One last parting thought. As you progress in your training you will find people placing incredible amounts of trust in you, granting you authority to influence their lives in profound ways. But as you progress you also become familiar with your work. Things become more routine. Eventually, someone’s life-destroying medical crisis is just your Wednesday morning. It is easy to forget that for many patients, their brief visit with you may be the most important conversation they have that day, or week. It is easy to forget the rigor with which you applied yourself in medical school, sliding into convenient and lazy habits that are just “good enough”. It is easy to become resentful of every stupid, annoying obstacle the system puts between you and effective medical practice. It is easy to get jaded when it feels like none of your patients have listened to a single thing you’ve said for the past five years. Sometimes it feels easier to skirt the truth and sacrifice a principle here and there to get by. You will be faced with choices: do I do what’s profitable, what is expected of me, what the administration tells me to do? Or, do I remember the oath I took, and do the right thing? Therefore, and above all: preserve your integrity. Guard it like a precious jewel that is easily tarnished, and when tarnished takes a lifetime of work to re-polish. Because it is not knowledge, but integrity, that is the ultimate coin of our profession, our reserve currency and gold standard, and that when all is said and done it is by far the most valuable currency you’ll ever have. Living with integrity while maintaining a healthy flexibility to circumstance is the art of living. If I make any progress on that, I’ll be sure to let you know. In the meantime, I wish you nothing but continued happiness and success.
“The analyst hears not only what is in the words; he also hears what the words do not say. He listens with the “third ear,” hearing not only what the patient speaks but also his own inner voices, what emerges from his own unconscious depths.”
—Theodor Reik, 1952, pp. 125-126
I think this was at least a decade after he stopped using cocaine, in case anyone was wondering.

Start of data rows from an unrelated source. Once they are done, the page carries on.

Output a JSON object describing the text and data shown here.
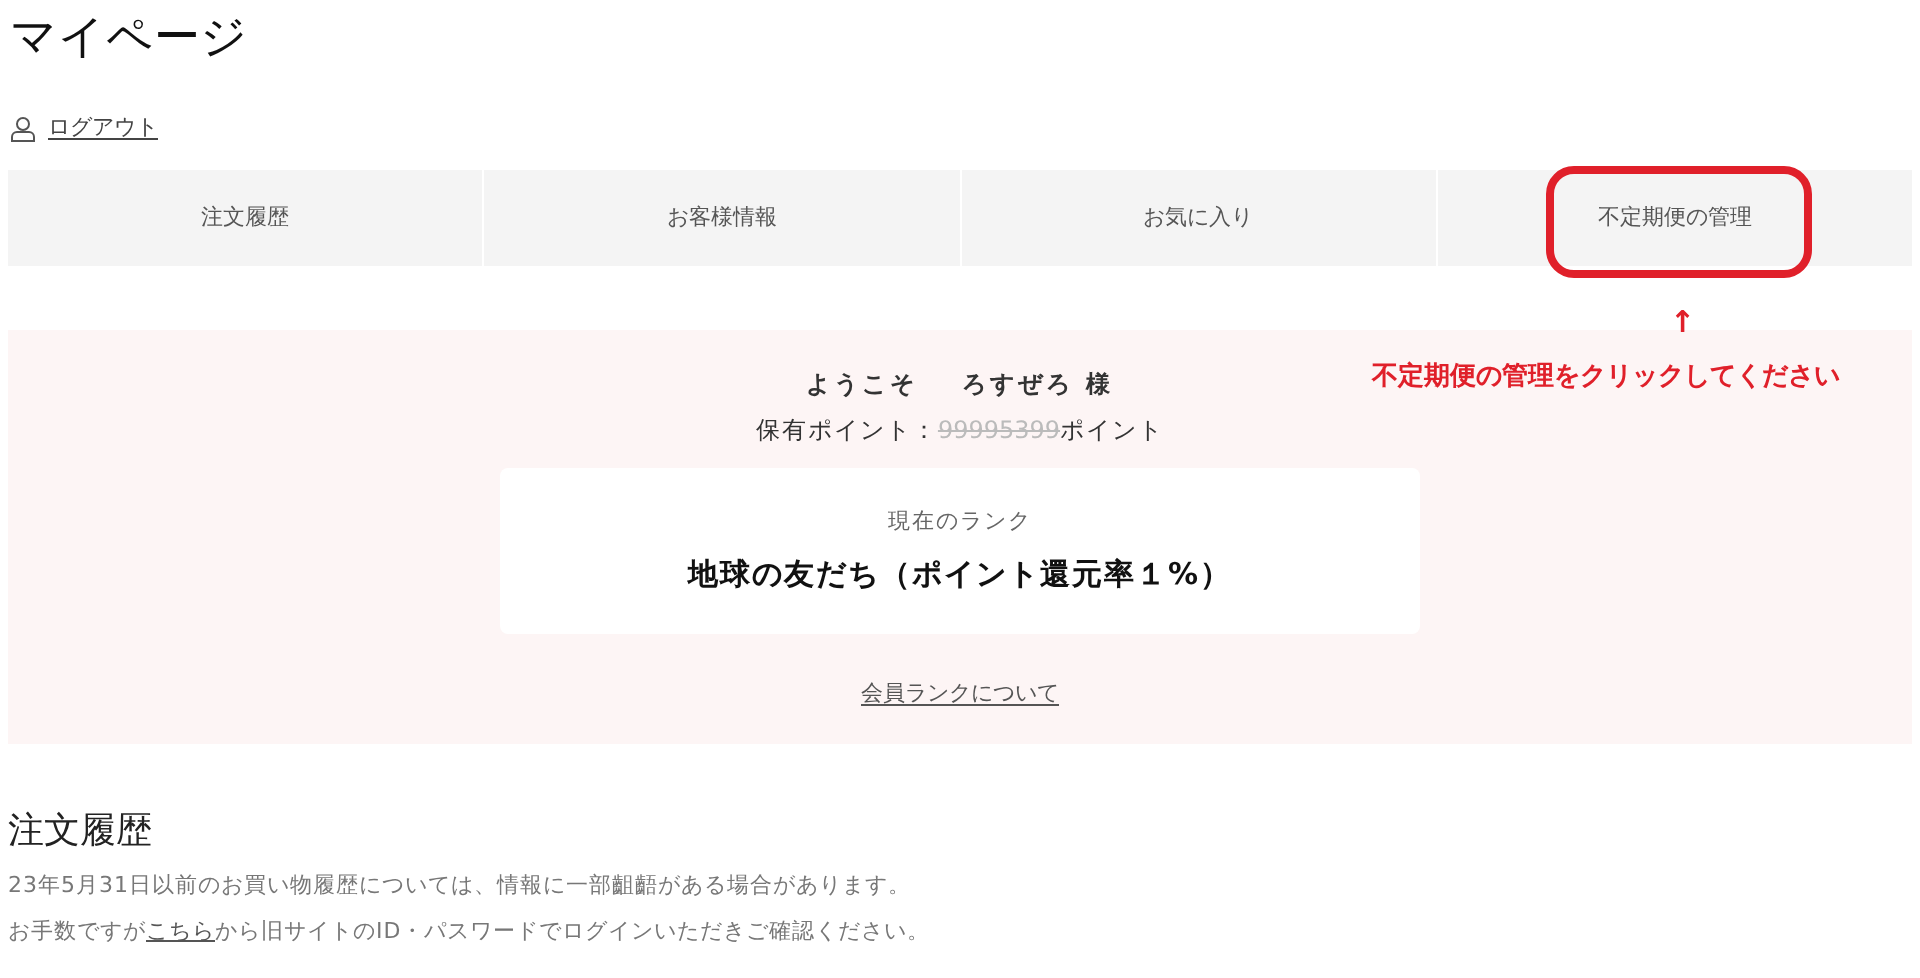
{
  "page_title": "マイページ",
  "logout": "ログアウト",
  "tabs": [
    {
      "label": "注文履歴",
      "highlighted": false
    },
    {
      "label": "お客様情報",
      "highlighted": false
    },
    {
      "label": "お気に入り",
      "highlighted": false
    },
    {
      "label": "不定期便の管理",
      "highlighted": true
    }
  ],
  "annotation": {
    "arrow": "↑",
    "text": "不定期便の管理をクリックしてください"
  },
  "welcome": {
    "greeting": "ようこそ",
    "name": "ろすぜろ 様",
    "points_label": "保有ポイント：",
    "points_value": "99995399",
    "points_unit": "ポイント",
    "rank_label": "現在のランク",
    "rank": "地球の友だち（ポイント還元率１%）",
    "rank_link": "会員ランクについて"
  },
  "history": {
    "title": "注文履歴",
    "note": "23年5月31日以前のお買い物履歴については、情報に一部齟齬がある場合があります。",
    "note2_before": "お手数ですが",
    "note2_link": "こちら",
    "note2_after": "から旧サイトのID・パスワードでログインいただきご確認ください。"
  }
}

For the non-medical people: in the US the general scheme is 4 years medical school, where every medical student learns basically the same stuff, followed by residency training lasting 3-7 years depending on the specialty. Residency is where newly minted MDs train to become urologists, internists, ophthalmologists, psychiatrists, or whatever other specialty they applied for. Fellowship is an additional level of training done after residency for further subspecialization, e.g. a cardiac electrophysiologist has to complete 4 years of medical school, 3 years of internal medicine residency, 3 years of cardiology fellowship, and then two more years in a cardiac electrophysiology fellowship (at least last time I checked). An attending physician has completed formal training and practices without supervision; the buck stops with him or her.
Dr Greenwald. I can't figure out if all your posts or free or if I am missing a trove of other writing by not paying anything. Anyway, your essays are wonderful. I am a psychiatrist and I learn a lot from you.
Your patients are very lucky.
Even though I’m in no way connected with the medical world (other than my recent knee replacement!), I learned a few things. Particularly, third ear and beginner mind. Both valuable no matter what your field. As usual, thanks for another engrossing essay.